I have been growing many types of Chilis, peppers and tomatoes, and I have hardly ever pruned them, just remove or pinch foliage when overcrowded when fruits come. Do not remove the flowers, they are your future fruits.

You can propagate if you choose to prune but you need to make sure it’s a non flowering stem using the softwood cutting method. However, the plant will be weaker as a clone(lack of new genes!). Seed sowing is best and easier..... and February sowing is good time for sowing chilli.

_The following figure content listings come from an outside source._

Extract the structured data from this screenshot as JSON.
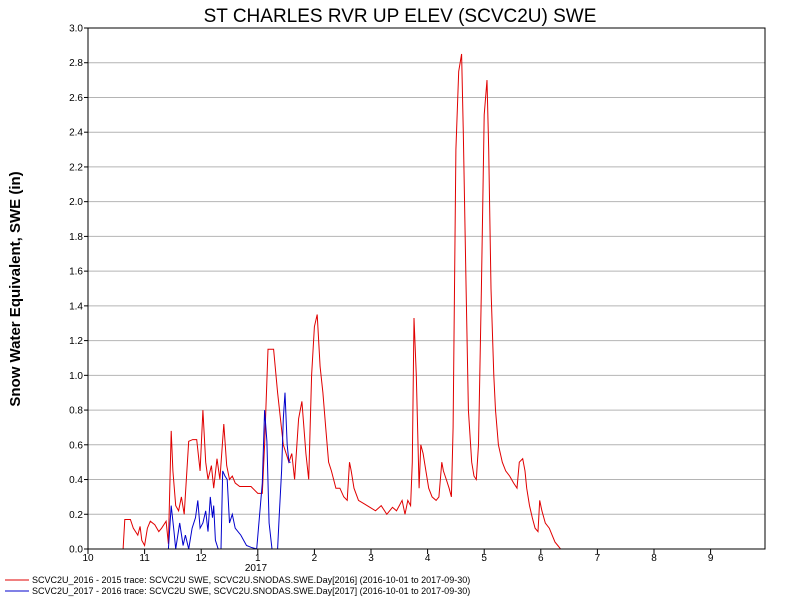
{
  "chart_data": {
    "type": "line",
    "title": "ST CHARLES RVR UP ELEV (SCVC2U) SWE",
    "ylabel": "Snow Water Equivalent, SWE (in)",
    "xlabel": "",
    "year_label": "2017",
    "ylim": [
      0,
      3.0
    ],
    "y_ticks": [
      "0.0",
      "0.2",
      "0.4",
      "0.6",
      "0.8",
      "1.0",
      "1.2",
      "1.4",
      "1.6",
      "1.8",
      "2.0",
      "2.2",
      "2.4",
      "2.6",
      "2.8",
      "3.0"
    ],
    "x_ticks": [
      "10",
      "11",
      "12",
      "1",
      "2",
      "3",
      "4",
      "5",
      "6",
      "7",
      "8",
      "9"
    ],
    "grid": true,
    "legend_position": "bottom",
    "series": [
      {
        "name": "SCVC2U_2016 - 2015 trace: SCVC2U SWE, SCVC2U.SNODAS.SWE.Day[2016] (2016-10-01 to 2017-09-30)",
        "color": "#e00000",
        "points": [
          [
            0.62,
            0
          ],
          [
            0.65,
            0.17
          ],
          [
            0.75,
            0.17
          ],
          [
            0.8,
            0.12
          ],
          [
            0.88,
            0.08
          ],
          [
            0.92,
            0.13
          ],
          [
            0.95,
            0.05
          ],
          [
            1.0,
            0.02
          ],
          [
            1.05,
            0.12
          ],
          [
            1.1,
            0.16
          ],
          [
            1.18,
            0.14
          ],
          [
            1.25,
            0.1
          ],
          [
            1.3,
            0.12
          ],
          [
            1.38,
            0.16
          ],
          [
            1.42,
            0.03
          ],
          [
            1.47,
            0.68
          ],
          [
            1.5,
            0.45
          ],
          [
            1.55,
            0.25
          ],
          [
            1.6,
            0.22
          ],
          [
            1.65,
            0.3
          ],
          [
            1.7,
            0.2
          ],
          [
            1.78,
            0.62
          ],
          [
            1.85,
            0.63
          ],
          [
            1.92,
            0.63
          ],
          [
            1.98,
            0.45
          ],
          [
            2.03,
            0.8
          ],
          [
            2.08,
            0.5
          ],
          [
            2.12,
            0.4
          ],
          [
            2.18,
            0.48
          ],
          [
            2.22,
            0.35
          ],
          [
            2.28,
            0.52
          ],
          [
            2.33,
            0.4
          ],
          [
            2.4,
            0.72
          ],
          [
            2.45,
            0.48
          ],
          [
            2.5,
            0.4
          ],
          [
            2.55,
            0.42
          ],
          [
            2.6,
            0.38
          ],
          [
            2.68,
            0.36
          ],
          [
            2.78,
            0.36
          ],
          [
            2.88,
            0.36
          ],
          [
            3.0,
            0.32
          ],
          [
            3.08,
            0.32
          ],
          [
            3.12,
            0.6
          ],
          [
            3.18,
            1.15
          ],
          [
            3.28,
            1.15
          ],
          [
            3.35,
            0.9
          ],
          [
            3.45,
            0.6
          ],
          [
            3.55,
            0.5
          ],
          [
            3.6,
            0.55
          ],
          [
            3.65,
            0.4
          ],
          [
            3.72,
            0.75
          ],
          [
            3.78,
            0.85
          ],
          [
            3.85,
            0.55
          ],
          [
            3.9,
            0.4
          ],
          [
            3.95,
            1.0
          ],
          [
            4.0,
            1.28
          ],
          [
            4.05,
            1.35
          ],
          [
            4.1,
            1.05
          ],
          [
            4.15,
            0.9
          ],
          [
            4.2,
            0.7
          ],
          [
            4.25,
            0.5
          ],
          [
            4.3,
            0.45
          ],
          [
            4.38,
            0.35
          ],
          [
            4.45,
            0.35
          ],
          [
            4.52,
            0.3
          ],
          [
            4.58,
            0.28
          ],
          [
            4.62,
            0.5
          ],
          [
            4.65,
            0.45
          ],
          [
            4.7,
            0.35
          ],
          [
            4.78,
            0.28
          ],
          [
            4.88,
            0.26
          ],
          [
            4.98,
            0.24
          ],
          [
            5.08,
            0.22
          ],
          [
            5.18,
            0.25
          ],
          [
            5.28,
            0.2
          ],
          [
            5.38,
            0.24
          ],
          [
            5.45,
            0.22
          ],
          [
            5.55,
            0.28
          ],
          [
            5.6,
            0.2
          ],
          [
            5.65,
            0.28
          ],
          [
            5.7,
            0.25
          ],
          [
            5.73,
            0.5
          ],
          [
            5.76,
            1.33
          ],
          [
            5.8,
            1.0
          ],
          [
            5.85,
            0.35
          ],
          [
            5.88,
            0.6
          ],
          [
            5.92,
            0.55
          ],
          [
            5.97,
            0.45
          ],
          [
            6.02,
            0.35
          ],
          [
            6.08,
            0.3
          ],
          [
            6.15,
            0.28
          ],
          [
            6.2,
            0.3
          ],
          [
            6.25,
            0.5
          ],
          [
            6.28,
            0.45
          ],
          [
            6.33,
            0.4
          ],
          [
            6.38,
            0.35
          ],
          [
            6.42,
            0.3
          ],
          [
            6.45,
            0.7
          ],
          [
            6.5,
            2.3
          ],
          [
            6.55,
            2.75
          ],
          [
            6.6,
            2.85
          ],
          [
            6.63,
            2.4
          ],
          [
            6.68,
            1.5
          ],
          [
            6.72,
            0.8
          ],
          [
            6.78,
            0.5
          ],
          [
            6.82,
            0.42
          ],
          [
            6.86,
            0.4
          ],
          [
            6.9,
            0.6
          ],
          [
            6.95,
            1.5
          ],
          [
            7.0,
            2.5
          ],
          [
            7.05,
            2.7
          ],
          [
            7.08,
            2.3
          ],
          [
            7.12,
            1.5
          ],
          [
            7.17,
            1.0
          ],
          [
            7.2,
            0.8
          ],
          [
            7.25,
            0.6
          ],
          [
            7.32,
            0.5
          ],
          [
            7.38,
            0.45
          ],
          [
            7.45,
            0.42
          ],
          [
            7.52,
            0.38
          ],
          [
            7.58,
            0.35
          ],
          [
            7.62,
            0.5
          ],
          [
            7.68,
            0.52
          ],
          [
            7.72,
            0.45
          ],
          [
            7.75,
            0.35
          ],
          [
            7.8,
            0.25
          ],
          [
            7.85,
            0.18
          ],
          [
            7.9,
            0.12
          ],
          [
            7.95,
            0.1
          ],
          [
            7.98,
            0.28
          ],
          [
            8.02,
            0.22
          ],
          [
            8.08,
            0.15
          ],
          [
            8.15,
            0.12
          ],
          [
            8.2,
            0.08
          ],
          [
            8.25,
            0.04
          ],
          [
            8.3,
            0.02
          ],
          [
            8.35,
            0.0
          ]
        ]
      },
      {
        "name": "SCVC2U_2017 - 2016 trace: SCVC2U SWE, SCVC2U.SNODAS.SWE.Day[2017] (2016-10-01 to 2017-09-30)",
        "color": "#0000cc",
        "points": [
          [
            1.42,
            0
          ],
          [
            1.47,
            0.25
          ],
          [
            1.52,
            0.1
          ],
          [
            1.55,
            0.0
          ],
          [
            1.62,
            0.15
          ],
          [
            1.68,
            0.02
          ],
          [
            1.72,
            0.08
          ],
          [
            1.78,
            0.0
          ],
          [
            1.84,
            0.12
          ],
          [
            1.9,
            0.18
          ],
          [
            1.94,
            0.28
          ],
          [
            1.98,
            0.12
          ],
          [
            2.03,
            0.15
          ],
          [
            2.08,
            0.22
          ],
          [
            2.12,
            0.1
          ],
          [
            2.16,
            0.3
          ],
          [
            2.2,
            0.18
          ],
          [
            2.22,
            0.25
          ],
          [
            2.25,
            0.05
          ],
          [
            2.3,
            0.0
          ],
          [
            2.35,
            0.0
          ],
          [
            2.38,
            0.45
          ],
          [
            2.42,
            0.42
          ],
          [
            2.46,
            0.4
          ],
          [
            2.5,
            0.15
          ],
          [
            2.55,
            0.2
          ],
          [
            2.6,
            0.12
          ],
          [
            2.7,
            0.08
          ],
          [
            2.8,
            0.02
          ],
          [
            2.88,
            0.01
          ],
          [
            2.98,
            0.0
          ],
          [
            3.08,
            0.38
          ],
          [
            3.12,
            0.8
          ],
          [
            3.16,
            0.62
          ],
          [
            3.2,
            0.15
          ],
          [
            3.25,
            0.0
          ],
          [
            3.35,
            0.0
          ],
          [
            3.38,
            0.2
          ],
          [
            3.42,
            0.45
          ],
          [
            3.45,
            0.75
          ],
          [
            3.48,
            0.9
          ],
          [
            3.52,
            0.6
          ],
          [
            3.55,
            0.5
          ],
          [
            3.58,
            0.5
          ]
        ]
      }
    ]
  }
}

  • Thank you for your answer. Glad to know you think the plant looks healthy and don't suggest any changes to how I care for it except for fertilizer (and yes, I have stopped the nitrogen-rich one and will swap to tomato feed, good to have a confirmation). I'll still wait a bit to see if there's any other opinions before accepting - especially since all the guides, tips and suggestions for topping I've seen were by non-professional, private and hobby growers, and to do at home. Shame I don't have two plants, I'd try it on one just to be able to comapre for myself, but I've got limited windowspace
    – penelope
    Apr 28, 2019 at 20:14
  • And I am doing far too much research - it's my job (literally) - and I approach most new things in that way, and I enjoy it. But, I also talk to and encourage my plants to grow with lots of love :) As far as removing flowers goes - I wasn't going to remove them from a growing plant, I was asking specifically for the case I decide to top, and attempt to clone what I cut off while topping - should I remove the flowers from the cuttings I am trying to root, since they will need to spend energy on creating roots? I am not sure we understood each other on that point.
    – penelope
    Apr 28, 2019 at 20:21
  • If you use a flowering shoot for the cutting, all of this part of the plant would have put most of its energy into growing the flower. Therefore we always try to use a side shoot which is non flowering so that there’s plenty of energy to grow roots. That’s the general idea
    – user33232
    Apr 29, 2019 at 6:07
  • Hey, I wanted to come back to this and tell you how it all turned out. I followed your advice, but unfortunately won't be accepting your answer as I don't believe it was the right thing to do. The four branches (just above the purple arrows on my pictures) keep on growing taller and taller, and the plant has outgrown my window. They are at least twice as long as the stem before the first Y and making the plant quite unstable. This weekend, I'm giving it a somewhat aggresive pruning, and I also got rockwool cubes to try and clone everything I end up cutting off.
    – penelope
    Jun 14, 2019 at 18:05
  • On the other hand, I ended up topping my other chili (habanero, so it's not directly comparable) and the results are amazing. The habanero was somewhat behind developmentaly from the cayenne, and I topped+prunned it about 3 weeks ago, just after it made it's first Y and then prunned some more a week ago In three weeks, it is back to its former size, with side-branches growin from every node, growing like crazy. And I have cloned the top I cut off, as an experiment, removing the flower buds forming there. After three weeks, the clone is still green and not wilted, so I guess that worked too.